Les victimes ne sont pas des abstractions historiques. Ce sont les familles des opposants assassinés, comme celles de Félicula Nyiramutarambirwa ou du Père Silvio Sindambiwe, ainsi que les survivants des massacres de Murambi, Kibilira, Bugesera ou Mukingo au début des années 1990. Leur mémoire contredit frontalement la tentative de réhabilitation implicite que le fils de l’ancien président cherche à imposer. Plus troublant encore, le ministre rappelle un épisode que Jean-Luc Habyarimana préfère manifestement passer sous silence. Dès le 22 juin 1994, devant l’auditorat militaire belge, des témoins oculaires l’ont directement mis en cause dans un épisode survenu le matin du 7 avril 1994, après l’assassinat de la Première ministre Agathe Uwilingiyimana. Selon ces témoignages, il aurait menacé de tirer dans la dépouille de la cheffe du gouvernement avec le fusil d’assaut automatique qu’il portait en permanence. Ce n’est pas une accusation inventée aujourd’hui par Kigali. Elle a été formulée à chaud, au moment même où les crimes se déroulaient.
Face à ces éléments, la stratégie de Jean-Luc Habyarimana consiste à noyer le poisson. Il évoque des ”visites privées” à Kinshasa et se pose en cible d’une prétendue campagne politique. Mais là encore, la réponse du ministre rwandais est sans détour : prétendre que ces déplacements seraient anodins relève d’une ”insulte à l’intelligence”. Car ces voyages s’inscriraient, selon Kigali, dans un contexte beaucoup plus inquiétant: des contacts avec les milices génocidaires des Forces démocratiques de libération du Rwanda (FDLR) et une collaboration avec l’entourage du président congolais Félix Tshisekedi pour planifier des actions hostiles contre le Rwanda.

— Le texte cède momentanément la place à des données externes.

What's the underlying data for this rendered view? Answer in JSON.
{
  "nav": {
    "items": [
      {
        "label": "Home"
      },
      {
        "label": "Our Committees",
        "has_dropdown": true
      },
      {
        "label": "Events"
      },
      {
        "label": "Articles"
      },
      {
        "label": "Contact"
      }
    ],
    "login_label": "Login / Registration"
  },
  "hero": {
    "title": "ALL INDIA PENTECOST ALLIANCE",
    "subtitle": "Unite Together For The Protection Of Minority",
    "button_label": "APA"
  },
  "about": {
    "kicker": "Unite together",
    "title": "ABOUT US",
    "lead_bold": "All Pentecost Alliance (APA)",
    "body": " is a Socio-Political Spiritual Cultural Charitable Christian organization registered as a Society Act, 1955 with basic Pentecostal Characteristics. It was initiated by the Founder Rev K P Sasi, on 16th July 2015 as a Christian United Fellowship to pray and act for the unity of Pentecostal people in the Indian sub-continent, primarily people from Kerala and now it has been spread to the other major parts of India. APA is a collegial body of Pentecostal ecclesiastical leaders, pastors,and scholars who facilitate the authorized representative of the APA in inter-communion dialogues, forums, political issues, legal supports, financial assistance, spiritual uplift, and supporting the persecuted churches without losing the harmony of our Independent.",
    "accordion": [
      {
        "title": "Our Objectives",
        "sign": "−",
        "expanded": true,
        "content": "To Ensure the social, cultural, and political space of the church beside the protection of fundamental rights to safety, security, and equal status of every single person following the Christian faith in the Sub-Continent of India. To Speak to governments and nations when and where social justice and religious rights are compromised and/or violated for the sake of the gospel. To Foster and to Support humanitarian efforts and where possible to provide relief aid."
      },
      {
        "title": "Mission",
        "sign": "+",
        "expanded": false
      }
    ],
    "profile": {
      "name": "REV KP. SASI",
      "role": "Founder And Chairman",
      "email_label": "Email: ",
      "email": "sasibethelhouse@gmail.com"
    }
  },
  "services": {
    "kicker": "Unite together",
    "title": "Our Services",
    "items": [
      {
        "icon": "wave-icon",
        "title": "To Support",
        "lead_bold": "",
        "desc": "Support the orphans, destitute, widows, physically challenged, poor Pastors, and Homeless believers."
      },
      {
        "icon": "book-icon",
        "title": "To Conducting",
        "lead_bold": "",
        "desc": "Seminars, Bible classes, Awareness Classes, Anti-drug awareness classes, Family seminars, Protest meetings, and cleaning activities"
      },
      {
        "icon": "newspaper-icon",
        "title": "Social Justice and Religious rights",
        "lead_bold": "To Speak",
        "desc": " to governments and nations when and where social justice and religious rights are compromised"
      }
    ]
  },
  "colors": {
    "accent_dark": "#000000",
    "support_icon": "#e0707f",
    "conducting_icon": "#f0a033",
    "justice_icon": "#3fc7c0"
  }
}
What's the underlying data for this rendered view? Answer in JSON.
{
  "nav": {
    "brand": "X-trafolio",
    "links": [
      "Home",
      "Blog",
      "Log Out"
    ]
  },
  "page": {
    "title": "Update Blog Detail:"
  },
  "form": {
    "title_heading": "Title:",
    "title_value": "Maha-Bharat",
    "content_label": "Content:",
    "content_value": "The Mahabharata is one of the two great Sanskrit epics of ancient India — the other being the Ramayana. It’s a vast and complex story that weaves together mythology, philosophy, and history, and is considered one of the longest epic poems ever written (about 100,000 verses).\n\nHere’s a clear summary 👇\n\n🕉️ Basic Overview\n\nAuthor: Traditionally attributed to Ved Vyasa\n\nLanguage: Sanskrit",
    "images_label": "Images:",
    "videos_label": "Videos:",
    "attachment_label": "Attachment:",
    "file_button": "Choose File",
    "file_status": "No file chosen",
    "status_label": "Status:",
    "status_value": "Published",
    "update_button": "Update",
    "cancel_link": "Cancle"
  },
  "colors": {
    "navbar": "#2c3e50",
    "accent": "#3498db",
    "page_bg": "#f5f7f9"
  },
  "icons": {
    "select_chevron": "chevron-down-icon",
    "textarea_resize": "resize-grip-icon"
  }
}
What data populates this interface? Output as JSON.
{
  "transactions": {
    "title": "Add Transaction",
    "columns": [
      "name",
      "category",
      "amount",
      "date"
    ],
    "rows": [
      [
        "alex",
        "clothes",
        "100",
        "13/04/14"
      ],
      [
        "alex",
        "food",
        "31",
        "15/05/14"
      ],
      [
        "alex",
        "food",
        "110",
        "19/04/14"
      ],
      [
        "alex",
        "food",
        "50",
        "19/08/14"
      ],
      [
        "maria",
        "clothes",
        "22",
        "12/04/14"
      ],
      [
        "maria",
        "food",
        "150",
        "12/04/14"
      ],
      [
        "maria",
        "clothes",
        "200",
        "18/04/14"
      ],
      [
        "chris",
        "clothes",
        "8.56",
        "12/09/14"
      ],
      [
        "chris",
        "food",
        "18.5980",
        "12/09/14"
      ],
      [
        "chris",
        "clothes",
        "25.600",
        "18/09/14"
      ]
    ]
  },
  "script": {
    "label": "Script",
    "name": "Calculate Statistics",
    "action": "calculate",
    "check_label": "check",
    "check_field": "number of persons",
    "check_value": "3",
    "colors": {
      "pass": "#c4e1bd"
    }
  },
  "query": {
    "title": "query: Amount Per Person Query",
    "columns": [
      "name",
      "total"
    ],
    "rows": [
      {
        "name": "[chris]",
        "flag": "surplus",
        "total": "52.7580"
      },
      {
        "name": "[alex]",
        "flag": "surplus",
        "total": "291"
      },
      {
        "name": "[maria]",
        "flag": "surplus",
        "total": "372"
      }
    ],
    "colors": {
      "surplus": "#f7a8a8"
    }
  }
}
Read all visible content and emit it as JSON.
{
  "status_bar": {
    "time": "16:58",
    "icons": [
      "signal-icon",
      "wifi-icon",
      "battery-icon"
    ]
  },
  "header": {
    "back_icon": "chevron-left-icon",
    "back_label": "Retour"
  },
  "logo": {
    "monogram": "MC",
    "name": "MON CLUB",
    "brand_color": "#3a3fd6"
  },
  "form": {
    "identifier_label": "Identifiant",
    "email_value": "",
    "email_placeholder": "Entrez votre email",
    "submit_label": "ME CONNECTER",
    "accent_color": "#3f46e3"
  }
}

La question centrale n’est donc pas celle que tente d’imposer Jean-Luc Habyarimana ; celle d’une prétendue campagne politique contre lui. La vraie question est celle de son propre rôle et de ses propres choix. Au lieu de mener une vie discrète en France, comme le souligne Olivier Nduhungirehe, il a choisi de revenir dans l’arène politique en se rapprochant de groupes et d’acteurs qui restent profondément liés à l’histoire du génocide et à l’instabilité régionale. Dans ce contexte, crier au complot n’est pas une défense. C’est une fuite. Et chaque tentative de diversion ne fait que raviver les questions que Jean-Luc Habyarimana refuse toujours d’affronter: celles de la responsabilité historique, des témoignages qui le mettent en cause et de ses relations actuelles avec des forces hostiles au Rwanda. Autrement dit, si quelqu’un cherche à réécrire l’histoire ou à détourner l’attention, ce n’est pas Kigali. C’est le fils d’un régime dont le nom reste à jamais associé à l’une des pires tragédies du XXᵉ siècle.